Courts in the U.S. and Canada still have yet to decide how $7.3 billion in remaining Nortel cash will be allocated among the Canadian, U.S. and European units.

Mark Zigler, a lawyer representing Nortel's Canadian pensions and former employees, suggested in an email response that Thursday's U.S. decision is likely to be appealed.

"We have the decision and are reviewing it," he said. "We expect that the monitor and Nortel Networks Ltd. (the Canadian parent company) will seek to appeal the decision as there appear to be solid grounds for appeal based on preliminary discussions we have had with U.S. counsel."

Zigler pointed out that Canadian court involved in the cross-border bankruptcy proceeding has determined there is no entitlement to post-petition interest, although he conceded that decision was also subject to appeal, in this case by the bondholders.

Meanwhile, Zigler noted that the decision did not determine how much of the $7.3 billion realized from Nortel assets would be allocated to the U.S. estate "or whether the U.S. Nortel estate is actually solvent so that bondholders can even hope to collect any post-filing interest."

"We are awaiting decisions from both the Canadian and US courts on these questions," said Zigler, of Koskie Minsky LLP.

However, in his decision, Gross noted that based on evidence and expert testimony introduced during the allocation dispute trial, "NNI could be solvent by more than $1 billion under certain allocation theories, while it is likely that the Canadian debtors will be insolvent under any allocation theory."

The ruling on the bondholder issue in the U.S. comes after a months-long cross-border court battle over Nortel's remaining assets.

Judges in Canada and the United States trying to navigate what has been described as a "tsunami" of legal arguments, dry facts and, occasionally, stormy lawyer summations over how to split up about $7.3 billion among various creditors and claimants of the collapsed Canadian technology company in Canada, the United States and Britain.

Lawyers for the U.S. arm of Nortel, Nortel Networks Inc., argue that it was "fallacy" to think of Nortel Networks as just a Canadian company, that its intellectual property was created solely in Canada, or that Nortel's business was run from Canada since its largest and most profitable business units were operated out of the United States.
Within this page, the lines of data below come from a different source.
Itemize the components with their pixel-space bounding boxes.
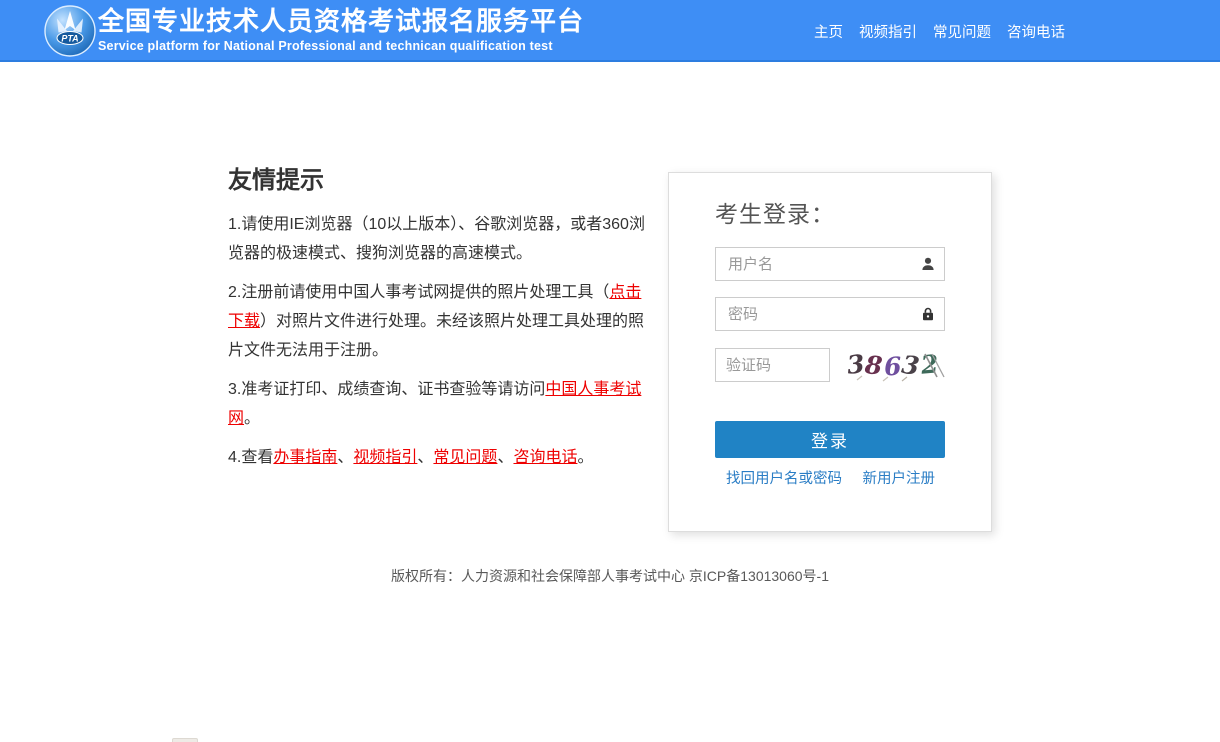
captcha-image[interactable]: 38632 [845,347,945,383]
username-input[interactable] [715,247,945,281]
header-nav: 主页 视频指引 常见问题 咨询电话 [814,0,1065,62]
recover-account-link[interactable]: 找回用户名或密码 [726,467,842,488]
tips-heading: 友情提示 [228,166,650,196]
tip-link[interactable]: 视频指引 [353,449,417,466]
pta-logo[interactable]: PTA [44,5,96,57]
tip-text: 1.请使用IE浏览器（10以上版本）、谷歌浏览器，或者360浏览器的极速模式、搜… [228,216,645,262]
login-links: 找回用户名或密码 新用户注册 [715,467,945,488]
captcha-input[interactable] [715,348,830,382]
app-header: PTA 全国专业技术人员资格考试报名服务平台 Service platform … [0,0,1220,62]
tip-paragraph: 3.准考证打印、成绩查询、证书查验等请访问中国人事考试网。 [228,375,650,433]
tip-paragraph: 1.请使用IE浏览器（10以上版本）、谷歌浏览器，或者360浏览器的极速模式、搜… [228,210,650,268]
login-button[interactable]: 登录 [715,421,945,458]
tip-paragraph: 2.注册前请使用中国人事考试网提供的照片处理工具（点击下载）对照片文件进行处理。… [228,278,650,365]
cutoff-element-fragment [172,738,198,742]
tip-paragraph: 4.查看办事指南、视频指引、常见问题、咨询电话。 [228,443,650,472]
tip-text: 4.查看 [228,449,273,466]
tips-section: 友情提示 1.请使用IE浏览器（10以上版本）、谷歌浏览器，或者360浏览器的极… [228,166,650,482]
page-subtitle: Service platform for National Profession… [98,39,584,53]
tip-link[interactable]: 咨询电话 [513,449,577,466]
footer-copyright: 版权所有：人力资源和社会保障部人事考试中心 京ICP备13013060号-1 [0,568,1220,585]
user-icon [920,256,936,272]
password-input[interactable] [715,297,945,331]
captcha-char: 3 [900,350,922,381]
tip-text: 2.注册前请使用中国人事考试网提供的照片处理工具（ [228,284,609,301]
captcha-chars: 38632 [847,350,939,379]
nav-video-guide[interactable]: 视频指引 [859,21,917,42]
page-title: 全国专业技术人员资格考试报名服务平台 [98,6,584,37]
register-link[interactable]: 新用户注册 [863,467,936,488]
username-field-wrap [715,247,945,281]
captcha-row: 38632 [715,347,945,383]
nav-phone[interactable]: 咨询电话 [1007,21,1065,42]
tip-text: ）对照片文件进行处理。未经该照片处理工具处理的照片文件无法用于注册。 [228,313,644,359]
login-heading: 考生登录： [715,197,945,231]
tip-text: 。 [244,410,260,427]
tip-text: 3.准考证打印、成绩查询、证书查验等请访问 [228,381,545,398]
tip-link[interactable]: 常见问题 [433,449,497,466]
title-block: 全国专业技术人员资格考试报名服务平台 Service platform for … [98,6,584,53]
tips-paragraphs: 1.请使用IE浏览器（10以上版本）、谷歌浏览器，或者360浏览器的极速模式、搜… [228,210,650,472]
nav-faq[interactable]: 常见问题 [933,21,991,42]
pta-logo-icon: PTA [44,5,96,57]
nav-home[interactable]: 主页 [814,21,843,42]
tip-text: 、 [417,449,433,466]
tip-text: 、 [497,449,513,466]
login-panel: 考生登录： 38632 登录 找回用户名或密码 [668,172,992,532]
lock-icon [920,306,936,322]
tip-text: 。 [577,449,593,466]
captcha-char: 2 [919,349,940,379]
password-field-wrap [715,297,945,331]
tip-link[interactable]: 办事指南 [273,449,337,466]
tip-text: 、 [337,449,353,466]
svg-text:PTA: PTA [61,34,78,44]
captcha-char: 8 [864,350,885,380]
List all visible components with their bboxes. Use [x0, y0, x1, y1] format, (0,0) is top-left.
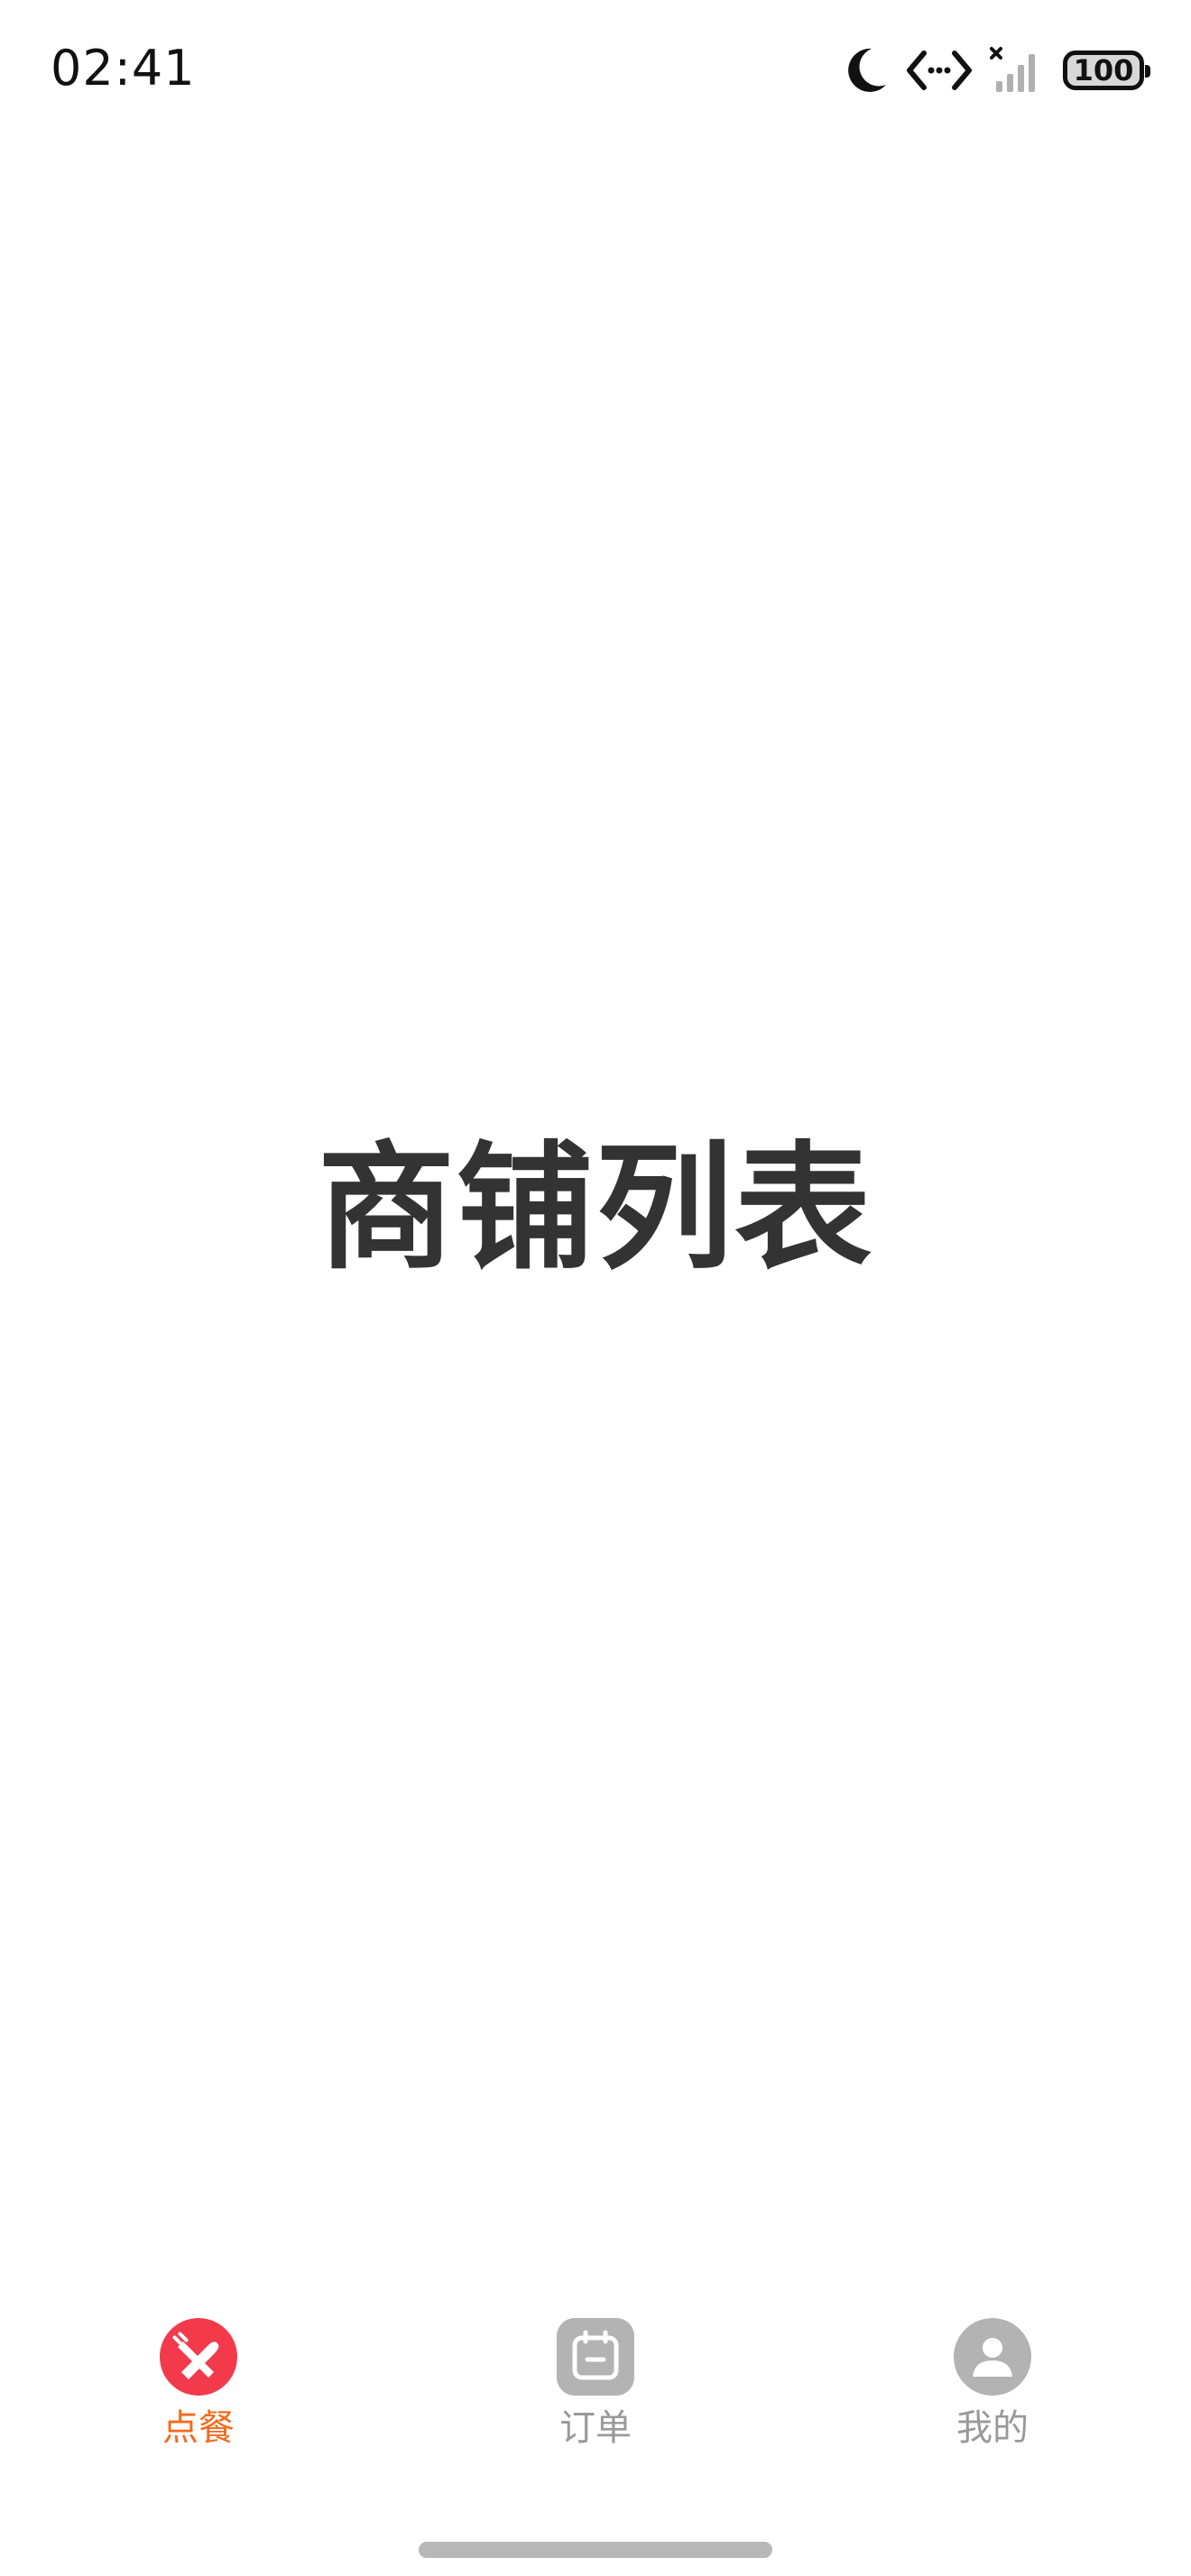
- battery-level: 100: [1073, 53, 1134, 87]
- status-icons: 100: [845, 41, 1150, 99]
- utensils-icon: [160, 2318, 237, 2396]
- user-icon: [954, 2318, 1031, 2396]
- tab-mine[interactable]: 我的: [902, 2300, 1083, 2462]
- tab-order-food[interactable]: 点餐: [108, 2300, 289, 2462]
- tab-label-mine: 我的: [956, 2407, 1029, 2449]
- home-indicator[interactable]: [419, 2542, 772, 2558]
- signal-icon: [990, 47, 1035, 92]
- page-title: 商铺列表: [318, 1128, 873, 1288]
- battery-icon: 100: [1063, 51, 1150, 90]
- tab-label-order-food: 点餐: [162, 2407, 235, 2449]
- tab-orders[interactable]: 订单: [505, 2300, 686, 2462]
- status-time: 02:41: [51, 40, 196, 97]
- order-icon: [557, 2318, 634, 2396]
- tab-label-orders: 订单: [559, 2407, 632, 2449]
- status-bar: 02:41 100: [0, 0, 1191, 144]
- bottom-tab-bar: 点餐 订单 我的: [0, 2300, 1191, 2462]
- moon-icon: [848, 48, 886, 92]
- data-transfer-icon: [907, 51, 972, 90]
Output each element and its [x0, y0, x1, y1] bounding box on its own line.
One of the main sticking points for the trial that began in May had been how to divide about $4.5 billion from the sale of patents and intellectual property to a consortium of technology companies after Nortel sought creditor protection in 2009. The rest of the money came primarily from the sale of Nortel's business units, but the division of those assets has been resolved.

Three main conflicting approaches about Nortel's intellectual property have been put forward by the different arms of Nortel in Canada, the United States and United Kingdom, complicated by a number of alternative positions and shared jurisdiction over Nortel in Canada -- where it was founded and had its head office -- and the United States, which was its largest market.

Lawyers for the monitor, as well as a group representing its Canadian pensioners and former employees, have argued the Canadian company Nortel Networks Ltd. had legal title to the patents and ownership of the subsidiaries, including NNI in the United States and its European subsidiaries, including in the United Kingdom.

Lawyers for NNI and U.S. bondholders have argued that the American arm of Nortel should get a bigger proportion of the money than the monitor or Canadian creditors advocate, due to its size and importance and that the U.S. arm's creditors should be paid in full before money goes to the Canadian parent's creditors.